Reste à cet égard un regret: le Grand Conseil doit fixer des lignes stratégiques; l'opérationnel appartient au Conseil d'Etat. Cette règle simplement constitutionnelle et institutionnelle n'est malheureusement pas assez respectée. C'est l'occasion pour moi, dans ce contexte, de remercier les membres du Conseil d'Etat, avec qui j'ai eu d'excellents contacts, sans exception, pour leur collaboration et le respect qu'ils ont toujours porté à l'institution que j'ai représentée durant ces quelques mois. Je rappelle du reste, comme j'aime le faire, que les conseillers d'Etat sont nos invités et qu'à ce titre nous leur devons le respect dû à des invités, la réciproque étant bien entendu également attendue.
Venons-en maintenant, si vous me le permettez, à la troisième partie de cette belle fonction: la représentation de notre parlement cantonal sur le terrain. J'ai voulu privilégier cette année les contacts avec les milieux associatifs, culturels, sociaux, sanitaires, sécuritaires et sportifs, au même titre que j'ai, comme mes prédécesseurs, favorisé les contacts entre la Genève internationale et notre société locale. J'ai eu le bonheur de faire des rencontres exceptionnelles, enrichissantes, avec des gens absolument superbes, conscients de leurs responsabilités, dévoués, entreprenants et soucieux du bien commun. Avoir été associé par le Conseil d'Etat aux rencontres avec des chefs d'Etat ou de gouvernement, d'où qu'ils soient, et avoir reçu des collègues ou des parlementaires d'autres régions et pays constitue bien évidemment à chaque occasion une émotion forte et un honneur pour notre cité.
J'ai eu en outre le bonheur de travailler avec des jeunes, en particulier par le biais du Parlement des jeunes genevois, de l'association suisse des parlements de jeunes, ainsi que de leur représentation internationale. J'ai découvert des jeunes qui seront probablement assis sur nos sièges d'ici quelques années, sérieux, enthousiastes, critiques, constructifs et soucieux de ce que nous devons aussi garder à l'esprit: la recherche du bien commun. Pour les avoir vus travailler, dans un silence quasi religieux, et dans un esprit très constructif, je me demande si nous ne devrions pas, modestement, prendre exemple sur eux et descendre un peu de notre piédestal ou de ce que nous considérons comme tel.
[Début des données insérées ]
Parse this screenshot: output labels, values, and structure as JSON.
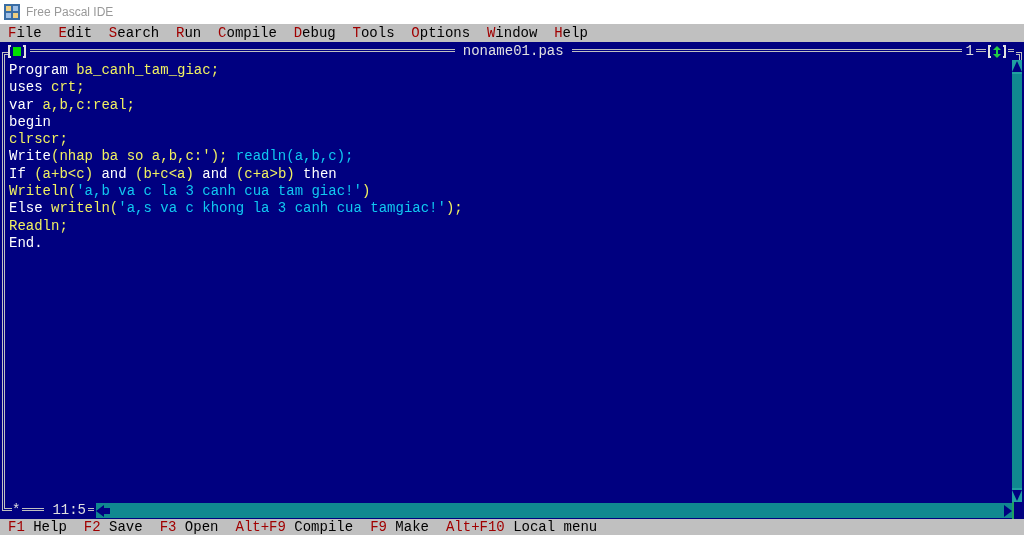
{
  "window": {
    "title": "Free Pascal IDE"
  },
  "menu": [
    {
      "label": "File"
    },
    {
      "label": "Edit"
    },
    {
      "label": "Search"
    },
    {
      "label": "Run"
    },
    {
      "label": "Compile"
    },
    {
      "label": "Debug"
    },
    {
      "label": "Tools"
    },
    {
      "label": "Options"
    },
    {
      "label": "Window"
    },
    {
      "label": "Help"
    }
  ],
  "editor": {
    "title": "noname01.pas",
    "window_number": "1",
    "modified_mark": "*",
    "cursor_position": "11:5",
    "lines": [
      {
        "segments": [
          {
            "kind": "reserved",
            "text": "Program "
          },
          {
            "kind": "ident",
            "text": "ba_canh_tam_giac;"
          }
        ]
      },
      {
        "segments": [
          {
            "kind": "reserved",
            "text": "uses "
          },
          {
            "kind": "ident",
            "text": "crt;"
          }
        ]
      },
      {
        "segments": [
          {
            "kind": "reserved",
            "text": "var "
          },
          {
            "kind": "ident",
            "text": "a,b,c:real;"
          }
        ]
      },
      {
        "segments": [
          {
            "kind": "reserved",
            "text": "begin"
          }
        ]
      },
      {
        "segments": [
          {
            "kind": "ident",
            "text": "clrscr;"
          }
        ]
      },
      {
        "segments": [
          {
            "kind": "reserved",
            "text": "Write"
          },
          {
            "kind": "ident",
            "text": "(nhap ba so a,b,c:'); "
          },
          {
            "kind": "string",
            "text": "readln(a,b,c);"
          }
        ]
      },
      {
        "segments": [
          {
            "kind": "reserved",
            "text": "If "
          },
          {
            "kind": "ident",
            "text": "(a+b<c)"
          },
          {
            "kind": "reserved",
            "text": " and "
          },
          {
            "kind": "ident",
            "text": "(b+c<a)"
          },
          {
            "kind": "reserved",
            "text": " and "
          },
          {
            "kind": "ident",
            "text": "(c+a>b)"
          },
          {
            "kind": "reserved",
            "text": " then"
          }
        ]
      },
      {
        "segments": [
          {
            "kind": "ident",
            "text": "Writeln("
          },
          {
            "kind": "string",
            "text": "'a,b va c la 3 canh cua tam giac!'"
          },
          {
            "kind": "ident",
            "text": ")"
          }
        ]
      },
      {
        "segments": [
          {
            "kind": "reserved",
            "text": "Else "
          },
          {
            "kind": "ident",
            "text": "writeln("
          },
          {
            "kind": "string",
            "text": "'a,s va c khong la 3 canh cua tamgiac!'"
          },
          {
            "kind": "ident",
            "text": ");"
          }
        ]
      },
      {
        "segments": [
          {
            "kind": "ident",
            "text": "Readln;"
          }
        ]
      },
      {
        "segments": [
          {
            "kind": "reserved",
            "text": "End."
          }
        ]
      }
    ]
  },
  "status_bar": [
    {
      "key": "F1",
      "action": "Help"
    },
    {
      "key": "F2",
      "action": "Save"
    },
    {
      "key": "F3",
      "action": "Open"
    },
    {
      "key": "Alt+F9",
      "action": "Compile"
    },
    {
      "key": "F9",
      "action": "Make"
    },
    {
      "key": "Alt+F10",
      "action": "Local menu"
    }
  ]
}
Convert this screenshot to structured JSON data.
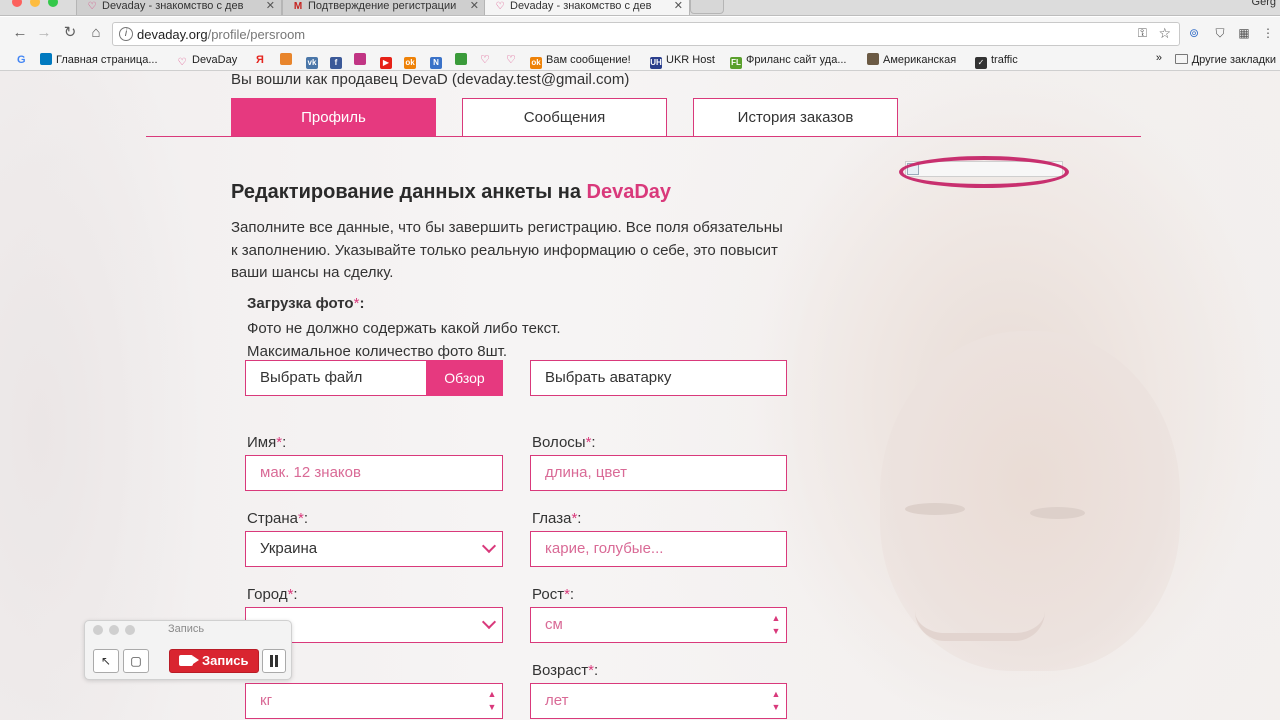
{
  "browser": {
    "tabs": [
      {
        "title": "Devaday - знакомство с дев",
        "icon": "devaday-favicon-icon",
        "active": false
      },
      {
        "title": "Подтверждение регистрации",
        "icon": "gmail-icon",
        "active": false
      },
      {
        "title": "Devaday - знакомство с дев",
        "icon": "devaday-favicon-icon",
        "active": true
      }
    ],
    "profile_name": "Gerg",
    "url_host": "devaday.org",
    "url_path": "/profile/persroom",
    "bookmarks": [
      {
        "label": "Главная страница...",
        "icon": "trello-icon",
        "color": "#0079bf"
      },
      {
        "label": "DevaDay",
        "icon": "devaday-favicon-icon",
        "color": "#d9397b"
      },
      {
        "label": "",
        "icon": "yandex-icon",
        "color": "#e52620"
      },
      {
        "label": "",
        "icon": "ext-orange-icon",
        "color": "#e8852c"
      },
      {
        "label": "",
        "icon": "vk-icon",
        "color": "#4a76a8"
      },
      {
        "label": "",
        "icon": "facebook-icon",
        "color": "#3b5998"
      },
      {
        "label": "",
        "icon": "instagram-icon",
        "color": "#c13584"
      },
      {
        "label": "",
        "icon": "youtube-icon",
        "color": "#e62117"
      },
      {
        "label": "",
        "icon": "odnoklassniki-icon",
        "color": "#ee8208"
      },
      {
        "label": "",
        "icon": "ext-blue-icon",
        "color": "#3a72c8"
      },
      {
        "label": "",
        "icon": "ext-green-icon",
        "color": "#3a9b3a"
      },
      {
        "label": "",
        "icon": "devaday-favicon-icon",
        "color": "#d9397b"
      },
      {
        "label": "",
        "icon": "devaday-favicon-icon",
        "color": "#d9397b"
      },
      {
        "label": "Вам сообщение!",
        "icon": "odnoklassniki-icon",
        "color": "#ee8208"
      },
      {
        "label": "UKR Host",
        "icon": "ukrhost-icon",
        "color": "#2b3f8c"
      },
      {
        "label": "Фриланс сайт уда...",
        "icon": "freelancehunt-icon",
        "color": "#5aa02c"
      },
      {
        "label": "Американская",
        "icon": "photo-icon",
        "color": "#6b5a44"
      },
      {
        "label": "traffic",
        "icon": "traffic-icon",
        "color": "#333333"
      }
    ],
    "bookmarks_more": "»",
    "other_bookmarks": "Другие закладки"
  },
  "page": {
    "logged_as": "Вы вошли как продавец DevaD (devaday.test@gmail.com)",
    "tabs": [
      "Профиль",
      "Сообщения",
      "История заказов"
    ],
    "title_prefix": "Редактирование данных анкеты на ",
    "title_brand": "DevaDay",
    "intro": "Заполните все данные, что бы завершить регистрацию. Все поля обязательны к заполнению. Указывайте только реальную информацию о себе, это повысит ваши шансы на сделку.",
    "photo_label": "Загрузка фото",
    "required_mark": "*",
    "photo_note_1": "Фото не должно содержать какой либо текст.",
    "photo_note_2": "Максимальное количество фото 8шт.",
    "file_input": "Выбрать файл",
    "browse_btn": "Обзор",
    "avatar_input": "Выбрать аватарку",
    "fields": {
      "name": {
        "label": "Имя",
        "colon": ":",
        "placeholder": "мак. 12 знаков"
      },
      "hair": {
        "label": "Волосы",
        "colon": ":",
        "placeholder": "длина, цвет"
      },
      "country": {
        "label": "Страна",
        "colon": ":",
        "value": "Украина"
      },
      "eyes": {
        "label": "Глаза",
        "colon": ":",
        "placeholder": "карие, голубые..."
      },
      "city": {
        "label": "Город",
        "colon": ":",
        "value": ""
      },
      "height": {
        "label": "Рост",
        "colon": ":",
        "placeholder": "см"
      },
      "weight": {
        "placeholder": "кг"
      },
      "age": {
        "label": "Возраст",
        "colon": ":",
        "placeholder": "лет"
      }
    }
  },
  "recorder": {
    "title": "Запись",
    "record_label": "Запись"
  },
  "colors": {
    "brand_pink": "#e6397f",
    "record_red": "#d92530"
  }
}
Enfin, je souhaitais partager avec vous le dernier élément de cette très belle expérience: la modestie. On pourrait penser en effet que le fait de revêtir les habits de premier citoyen de ce canton pourrait avoir pour conséquence de prendre la grosse tête. Eh bien non, chers collègues, je peux vous le dire, la présidence de notre parlement est une belle leçon de modestie. Une anecdote: lors des promotions de l'été passé, au moment où les autorités prennent place dans le parc des Bastions afin de voir défiler les élèves des classes de la ville, une petite fille s'est arrêtée devant moi et m'a demandé si j'étais vraiment le président du canton. Je ne voulais pas faire la distinction entre président du Conseil d'Etat et président du Grand Conseil... (Rires. Remarque.) ...afin de ne vexer personne, je lui ai donc répondu que oui - c'était plus simple ! - et nous avons discuté un moment. Peu après, son regard s'est porté sur mon huissier et, là, elle m'a de nouveau regardé droit dans les yeux et m'a dit: «Toi, tu es peut-être le président, mais lui, c'est le prince.» (Rires.) Belle réponse, Mesdames et Messieurs les députés, qui me permet de rappeler - et vous savez que je tiens à ce texte - l'exhortation qui nous est lue à chaque ouverture de séance lors de chaque session et qui nous rappelle le côté éphémère de notre fonction, plus ou moins longue selon les durées de vie des députés ainsi que les aléas et résultats des élections.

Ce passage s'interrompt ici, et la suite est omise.